Budgeting for Contingencies
“Success depends upon previous preparation, and without such preparation there is sure to be failure.” – Confucius
Is costs budgeting here to stay? It appears so. In May this year the Master of the Rolls, Lord Dyson commented during his attendance at the Harbour Litigation Funding Conference with Jackson LJ that “At the very outset, I want to make it clear that I strongly support costs management. As Sir Rupert says, the new regime is in the public interest and is here to stay.”

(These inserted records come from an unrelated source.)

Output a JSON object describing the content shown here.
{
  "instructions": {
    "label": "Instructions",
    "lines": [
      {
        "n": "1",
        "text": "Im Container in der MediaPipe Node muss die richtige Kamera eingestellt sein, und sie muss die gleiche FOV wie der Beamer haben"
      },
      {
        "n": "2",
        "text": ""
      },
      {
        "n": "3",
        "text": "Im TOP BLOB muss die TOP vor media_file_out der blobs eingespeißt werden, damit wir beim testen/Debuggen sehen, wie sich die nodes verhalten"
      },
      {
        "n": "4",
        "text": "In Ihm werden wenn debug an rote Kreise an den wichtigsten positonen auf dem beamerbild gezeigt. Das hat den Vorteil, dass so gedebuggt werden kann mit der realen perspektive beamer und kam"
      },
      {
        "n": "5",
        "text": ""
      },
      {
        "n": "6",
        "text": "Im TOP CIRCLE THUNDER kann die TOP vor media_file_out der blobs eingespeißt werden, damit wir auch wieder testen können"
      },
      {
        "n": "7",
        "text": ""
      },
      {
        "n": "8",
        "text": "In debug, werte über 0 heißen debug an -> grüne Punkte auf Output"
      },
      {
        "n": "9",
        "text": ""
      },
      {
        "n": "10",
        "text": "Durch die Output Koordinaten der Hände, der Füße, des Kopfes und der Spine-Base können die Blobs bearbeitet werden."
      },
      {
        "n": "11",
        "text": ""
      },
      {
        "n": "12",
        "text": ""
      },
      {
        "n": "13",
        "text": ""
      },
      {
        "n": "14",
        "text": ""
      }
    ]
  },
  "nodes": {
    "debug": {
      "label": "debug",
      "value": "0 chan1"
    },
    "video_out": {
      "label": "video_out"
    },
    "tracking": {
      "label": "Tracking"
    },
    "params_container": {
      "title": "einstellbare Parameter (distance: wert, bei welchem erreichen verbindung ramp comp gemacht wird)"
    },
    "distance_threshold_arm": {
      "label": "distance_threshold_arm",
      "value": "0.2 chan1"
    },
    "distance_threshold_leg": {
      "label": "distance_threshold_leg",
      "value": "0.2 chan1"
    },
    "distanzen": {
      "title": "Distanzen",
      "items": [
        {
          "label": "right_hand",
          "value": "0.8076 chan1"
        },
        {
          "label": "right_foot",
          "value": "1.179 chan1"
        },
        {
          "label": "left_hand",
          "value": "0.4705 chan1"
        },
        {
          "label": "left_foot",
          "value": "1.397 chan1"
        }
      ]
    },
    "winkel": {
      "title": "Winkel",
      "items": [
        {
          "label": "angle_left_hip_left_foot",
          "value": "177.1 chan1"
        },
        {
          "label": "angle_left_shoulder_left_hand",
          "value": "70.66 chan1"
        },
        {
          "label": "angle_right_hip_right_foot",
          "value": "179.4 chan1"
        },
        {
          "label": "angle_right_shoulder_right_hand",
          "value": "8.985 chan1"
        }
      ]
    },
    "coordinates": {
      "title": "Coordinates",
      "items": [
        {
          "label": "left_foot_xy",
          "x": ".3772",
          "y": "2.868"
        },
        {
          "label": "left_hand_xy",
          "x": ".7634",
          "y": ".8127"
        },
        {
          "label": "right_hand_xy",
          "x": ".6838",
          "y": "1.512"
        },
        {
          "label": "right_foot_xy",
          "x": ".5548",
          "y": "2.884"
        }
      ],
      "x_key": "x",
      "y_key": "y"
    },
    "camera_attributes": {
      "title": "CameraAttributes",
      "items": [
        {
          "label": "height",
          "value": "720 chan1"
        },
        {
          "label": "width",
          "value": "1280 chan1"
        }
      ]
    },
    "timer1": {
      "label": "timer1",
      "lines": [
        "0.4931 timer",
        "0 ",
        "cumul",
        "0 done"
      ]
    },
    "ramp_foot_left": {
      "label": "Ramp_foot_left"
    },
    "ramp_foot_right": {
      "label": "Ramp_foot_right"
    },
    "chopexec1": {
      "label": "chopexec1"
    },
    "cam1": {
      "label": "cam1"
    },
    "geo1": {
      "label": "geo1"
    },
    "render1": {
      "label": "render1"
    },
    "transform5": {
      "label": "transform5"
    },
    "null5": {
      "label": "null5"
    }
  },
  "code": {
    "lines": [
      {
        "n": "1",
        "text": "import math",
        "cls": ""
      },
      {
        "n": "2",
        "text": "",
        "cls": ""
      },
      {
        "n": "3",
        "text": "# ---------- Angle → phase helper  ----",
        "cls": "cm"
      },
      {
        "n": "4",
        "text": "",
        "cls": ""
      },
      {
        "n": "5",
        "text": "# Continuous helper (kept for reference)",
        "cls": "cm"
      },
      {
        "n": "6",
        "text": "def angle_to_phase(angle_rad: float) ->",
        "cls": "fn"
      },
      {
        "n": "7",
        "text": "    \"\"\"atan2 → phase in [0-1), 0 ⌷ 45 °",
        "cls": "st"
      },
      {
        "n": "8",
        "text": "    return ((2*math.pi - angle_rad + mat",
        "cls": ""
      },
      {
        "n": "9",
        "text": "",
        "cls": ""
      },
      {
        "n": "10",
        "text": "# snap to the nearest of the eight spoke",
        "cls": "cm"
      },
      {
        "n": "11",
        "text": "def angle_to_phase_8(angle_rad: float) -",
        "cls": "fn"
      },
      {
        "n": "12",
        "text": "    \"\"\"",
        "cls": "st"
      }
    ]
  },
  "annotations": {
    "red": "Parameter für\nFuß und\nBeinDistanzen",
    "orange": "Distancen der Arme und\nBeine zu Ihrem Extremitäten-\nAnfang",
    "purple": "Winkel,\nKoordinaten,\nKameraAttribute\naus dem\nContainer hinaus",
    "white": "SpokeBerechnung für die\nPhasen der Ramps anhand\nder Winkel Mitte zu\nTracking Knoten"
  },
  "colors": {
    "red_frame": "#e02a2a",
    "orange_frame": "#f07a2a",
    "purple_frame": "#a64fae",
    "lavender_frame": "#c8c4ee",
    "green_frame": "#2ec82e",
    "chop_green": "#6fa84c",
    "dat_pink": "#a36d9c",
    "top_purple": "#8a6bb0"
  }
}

Further information can be found on these speeches at: http://www.harbourlitigationfunding.com/news/confronting-costs-management-the-third-annual-harbour-lecture
Two years in, costs budgeting continues to create mixed feelings amongst litigators. In this blog I intend to look at a particular area which has caused some confusion and disagreement, the contingent phases.
What is a contingency?
There is no reference at all to contingent costs or contingencies in CPR 3 or in the supporting Practice Direction. The definition can be found in the “Guidance notes on Precedent H” which accompanies the Precedent H in CPR 3. The note states:
“The ‘contingent cost’ sections of this form should be used for anticipated costs which do not fall within the main categories set out in this form. Examples might be the trial of preliminary issues, a mediation, applications to amend, applications for disclosure against third parties or (in libel cases) applications re meaning. Costs which are not anticipated but which become necessary later are dealt with in paragraph 2.61 of PD3E.”
Careful consideration needs to be given to contingent phases in a budget. Recent case law has shown that the Court will not accept the approach of ‘chuck it in just in case!’
In Yeo –v- Times Newspapers  EWHC 209 (QB) the contingent phases had caused some difficulties: “The parties between them identified six contingencies. Not one was common to the parties.”
In his judgment Mr Justice Warby provided helpful guidance on what to include as a contingent phase. This guidance can be summarised in three points:
1. The contingent phase must involve work that does not fall within the other phases in the Precedent H.
2. It must be possible to demonstrate to the opponent and the Court what that work would be.
3. The work should be included as a contingency only if it is more likely than not to be required.
Mr Justice Warby applied this guidance to Mr Yeo’s contingent phases “Strategy review and consultation” and the fantastically vague “Possible further work”, refusing to allow either. Three of the four contingent phases identified by the Times Newspapers received the same treatment.
What if the improbable occurs?
Mr Justice Warby considered there was sufficient protection in the rules. The costs of unexpected interim applications could be added to the budgeted costs under PD 7.9 and more significant developments in the litigation could be addressed by amending the budget under PD 7.4.
Contingent phases have a habit of breeding like rabbits, especially in more complex cases. The judgment in Yeo will hopefully encourage parties to only budget for contingent phases which represent distinct categories of work and which are reasonably likely to occur.
While not always possible, we suggest parties could attempt to agree the contingent phases with the opponent as part of the budgeting dialogue.
In our experience Judges in the RCJ prefer the costs of preparing the Precedent H and for dealing with costs management to be included in two separate contingent phases. The purpose is to ensure the costs do not exceed the respective caps set out in PD 7.2(a) and (b). These phases would fail Mr Justice Warby’s tests but do rectify a defect in the drafting of Precedent H.